Uno degli aspetti più interessanti del libro è la rievocazione della convivenza, forzata o felice, tra esuli italiani e ospiti svizzeri, in contesti appartati come la frontiera alpina. S’impone l’esperienza di don Felice Menghini: sacerdote confrontato ai drammi dei fuggiaschi, ma anche intellettuale-poeta beneficato dalla ricchezza degli incontri favoriti dalle circostanze (da Giorgio Scerbanenco a Piero Chiara e Giancarlo Vigorelli). Don Menghini è coinvolto in modo singolare nella vicenda che qui si racconta, e persino lui, ancorato alla Verità della fede, appare inquieto al momento di valutare le verità degli uomini: quanto di inedito o meno noto, della sua personalità e biografia, emerge da Le indagini imperfette?

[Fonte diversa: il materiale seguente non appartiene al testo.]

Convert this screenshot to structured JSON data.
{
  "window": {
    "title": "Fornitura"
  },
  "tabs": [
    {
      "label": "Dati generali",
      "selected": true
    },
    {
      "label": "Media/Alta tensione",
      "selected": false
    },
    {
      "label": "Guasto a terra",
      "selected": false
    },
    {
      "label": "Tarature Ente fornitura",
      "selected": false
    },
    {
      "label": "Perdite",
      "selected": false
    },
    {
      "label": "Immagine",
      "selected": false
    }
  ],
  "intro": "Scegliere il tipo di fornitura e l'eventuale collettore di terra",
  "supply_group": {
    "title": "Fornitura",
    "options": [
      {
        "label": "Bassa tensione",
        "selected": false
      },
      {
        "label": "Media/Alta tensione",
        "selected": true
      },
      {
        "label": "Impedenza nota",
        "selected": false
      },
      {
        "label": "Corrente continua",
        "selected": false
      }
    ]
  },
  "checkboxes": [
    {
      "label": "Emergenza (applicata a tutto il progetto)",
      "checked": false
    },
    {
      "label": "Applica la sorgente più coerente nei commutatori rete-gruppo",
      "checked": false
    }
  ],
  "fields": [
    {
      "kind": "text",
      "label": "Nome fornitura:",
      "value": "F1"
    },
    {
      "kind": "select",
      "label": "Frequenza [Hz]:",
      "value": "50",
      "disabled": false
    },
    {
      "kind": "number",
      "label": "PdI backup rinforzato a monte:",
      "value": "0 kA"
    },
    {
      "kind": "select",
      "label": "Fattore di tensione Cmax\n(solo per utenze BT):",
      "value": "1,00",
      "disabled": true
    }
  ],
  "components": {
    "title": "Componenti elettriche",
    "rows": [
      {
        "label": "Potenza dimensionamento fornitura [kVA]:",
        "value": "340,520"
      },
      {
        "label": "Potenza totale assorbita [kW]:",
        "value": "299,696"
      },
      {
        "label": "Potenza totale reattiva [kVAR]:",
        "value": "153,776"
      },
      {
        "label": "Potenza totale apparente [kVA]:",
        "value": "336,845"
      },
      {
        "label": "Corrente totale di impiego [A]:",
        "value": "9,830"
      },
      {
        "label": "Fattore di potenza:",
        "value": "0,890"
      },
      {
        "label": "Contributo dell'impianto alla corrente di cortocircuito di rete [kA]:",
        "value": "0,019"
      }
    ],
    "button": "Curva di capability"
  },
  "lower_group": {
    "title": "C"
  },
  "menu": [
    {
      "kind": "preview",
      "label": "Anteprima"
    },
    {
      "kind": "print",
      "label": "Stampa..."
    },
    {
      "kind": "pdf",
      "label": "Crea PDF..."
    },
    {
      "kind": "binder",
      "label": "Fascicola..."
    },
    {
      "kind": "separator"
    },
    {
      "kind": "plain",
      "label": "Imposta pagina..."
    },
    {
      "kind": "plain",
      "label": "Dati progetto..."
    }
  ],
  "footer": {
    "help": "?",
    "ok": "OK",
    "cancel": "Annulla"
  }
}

Penso parecchio. Posso dire che anche la figura di don Felice – uno dei personaggi con cui mi sono immedesimato maggiormente – è stata ritratta con la fedeltà richiesta a una biografia. Può darsi che in qualche pagina l’abbia rappresentato come un padre Brown sui generis, ma credo di non aver calcato troppo la mano. La sua sete di verità – oltre che di Verità – emerge in modo incontestabile dalle fonti che ho trovato, anche sul delitto attorno al quale ruota il romanzo.